Il y a quatre ans, le 9 mars 2009, les marchés financiers touchaient le fond torpillant du coup la situation économique mondiale qui s’est alors mise à tomber en chute libre. On a connu un gel du crédit, le prix de certaines actions a chuté de plus de 50 % et les gouvernements ont répondu en réduisant les taux d’intérêt à des niveaux records. La Banque du Canada a éventuellement abaissé son taux de financement à un jour à 1% pour faire en sorte que les banques puissent continuer à opérer et les consommateurs à emprunter.

Les taux ne bougent pas

La persistance des faibles taux d’intérêt a permis aux Canadiens d’emprunter facilement et de s’endetter davantage. L’argent ne coûte pas cher et les consommateurs ont moins peur d’emprunter. Il semble aussi y avoir un phénomène que j’appellerais « la fatigue des avertissements”, parce que les gouvernements ne cessent de parler de hausses imminente des taux d’intérêt, alors qu’aucun changement ne survient. En conséquence, les Canadiens s’habituent à emprunter à faible taux, un environnement financier qui est en voie de devenir la norme.

Un marché immobilier fort

Les ventes de maisons au Canada ont ralenti, mais les prix sont restés élevés. Le prix moyen d’une maison est de 368 895,00 $. Dans les grands centres comme Toronto, on doit mettre 505 288,00 $ pour une maison, alors qu’à Vancouver, cette même maison coûte 736 881,00 $. Les acheteurs de maisons neuves et ceux qui souhaitent accéder à une propriété plus grande, n’ont d’autre choix que de s’endetter davantage pour acquérir un nouveau toit.

Que peut-on faire?

Tout d’abord, il faut arrêter de s’endetter et rembourser les dettes déjà contractées.
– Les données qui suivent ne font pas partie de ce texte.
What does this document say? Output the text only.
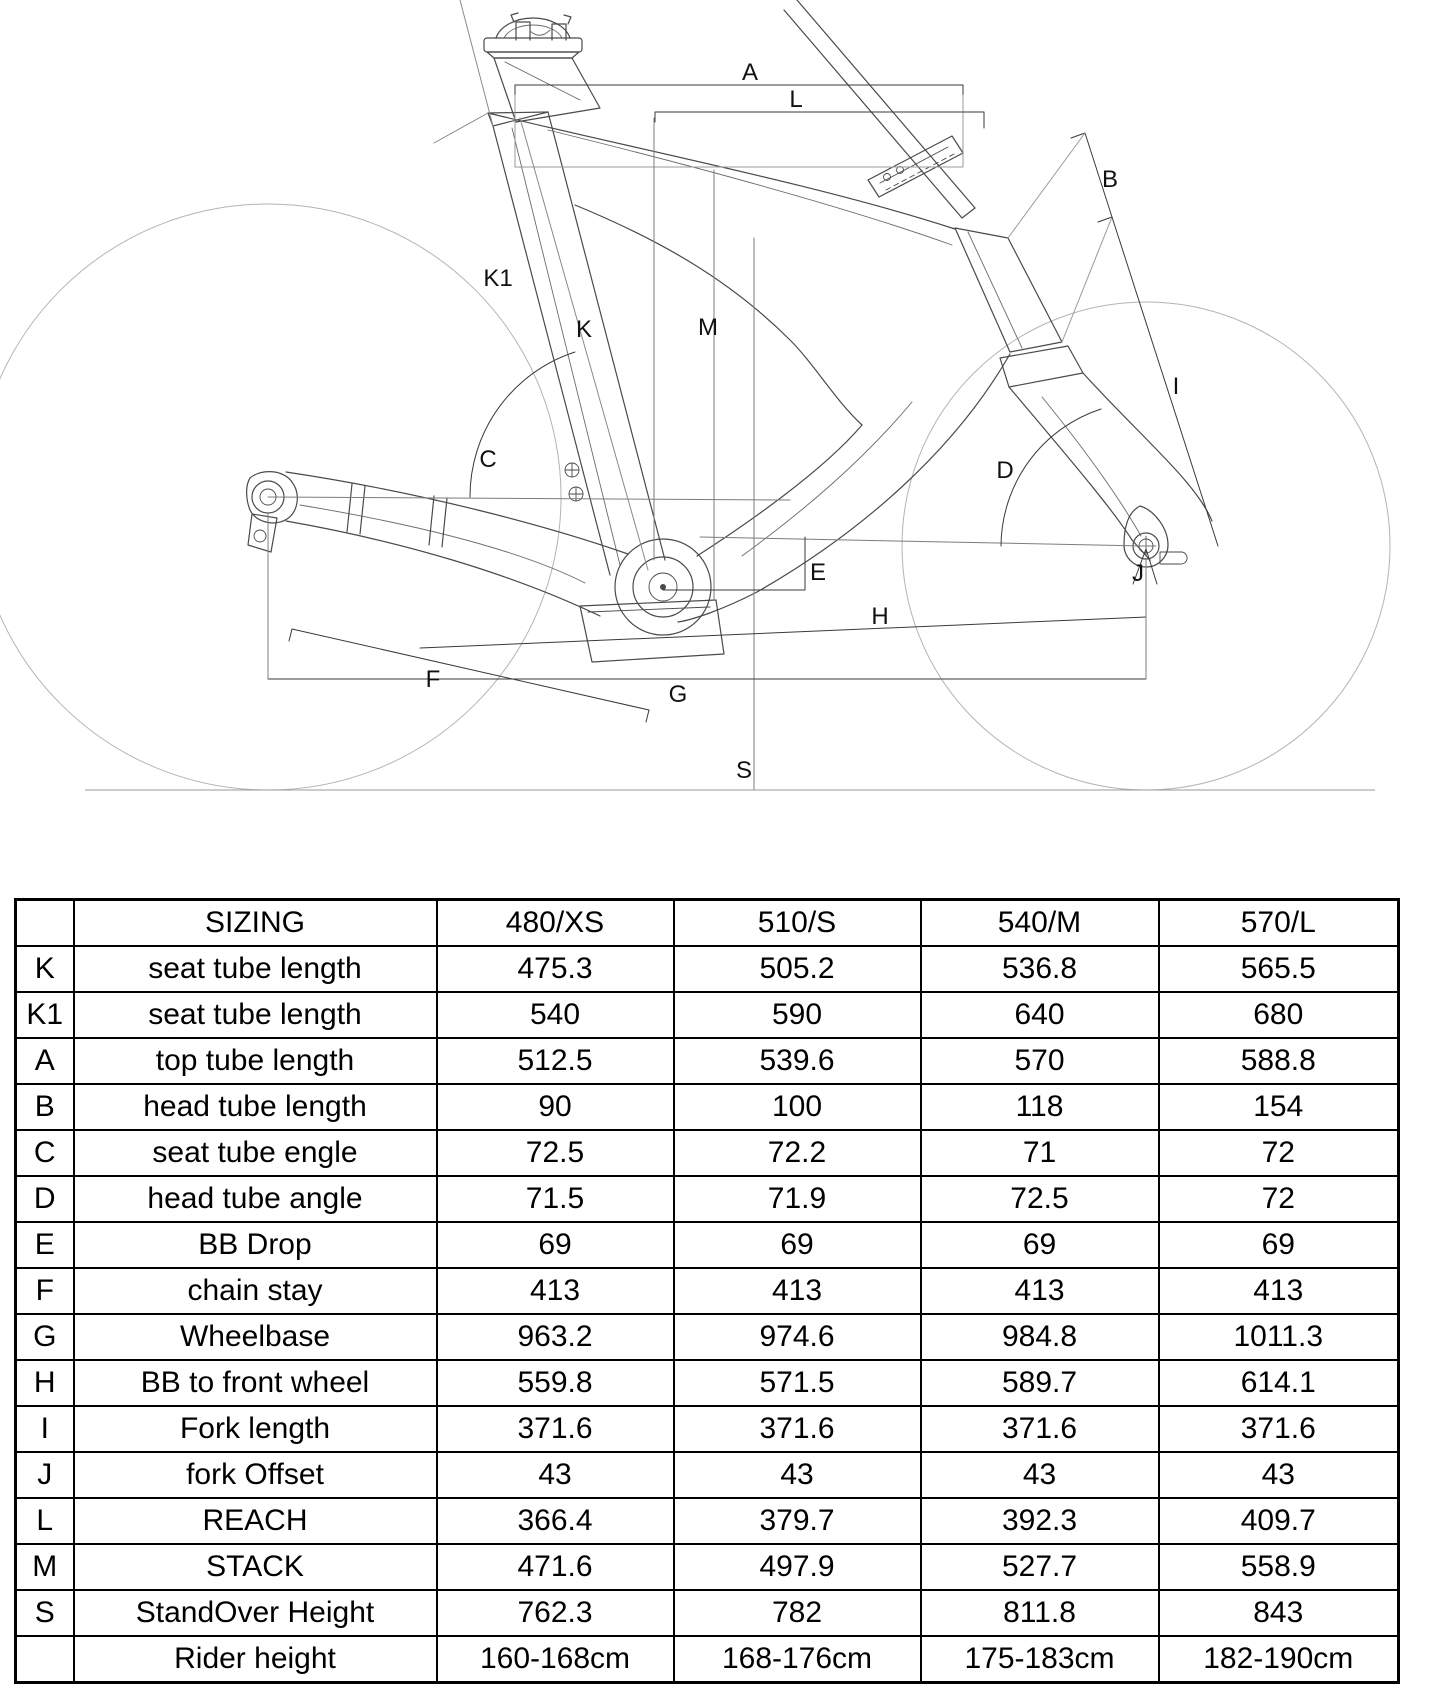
A
L
B
K1
K	M
I
C	D
E	J
H
F
G
S
	SIZING	480/XS	510/S	540/M	570/L
K	seat tube length	475.3	505.2	536.8	565.5
K1	seat tube length	540	590	640	680
A	top tube length	512.5	539.6	570	588.8
B	head tube length	90	100	118	154
C	seat tube engle	72.5	72.2	71	72
D	head tube angle	71.5	71.9	72.5	72
E	BB Drop	69	69	69	69
F	chain stay	413	413	413	413
G	Wheelbase	963.2	974.6	984.8	1011.3
H	BB to front wheel	559.8	571.5	589.7	614.1
I	Fork length	371.6	371.6	371.6	371.6
J	fork Offset	43	43	43	43
L	REACH	366.4	379.7	392.3	409.7
M	STACK	471.6	497.9	527.7	558.9
S	StandOver Height	762.3	782	811.8	843
	Rider height	160-168cm	168-176cm	175-183cm	182-190cm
Cela peut paraître évident, mais il y a fort à parier que la majorité des propriétaires ne le font pas. Si on doit rembourser des prêts à taux variable, mieux vaut calculer les intérêts sur une base de 2 % supérieure à que ce qu’on paye en ce moment, ceci pour éviter d’être trop affecté lorsque les taux commenceront à augmenter.

Nous sommes avisé

Les avertissements de Mark Carney ne sont peut-être pas prise au pied de la lettre par tout le monde, mais ça ne veut pas dire qu’ils ne soient pas sérieux. Une fois que les taux d’intérêt commenceront à augmenter, de nombreux Canadiens seront incapables de payer leur dette Les propriétaires bien préparés pourront facilement gérer des taux d’intérêt plus élevés, mais certains pourraient devoir vendre et déménager ce qui pourraient occasionner d’importantes pertes sur une maison achetée avec des intérêts à faibles taux.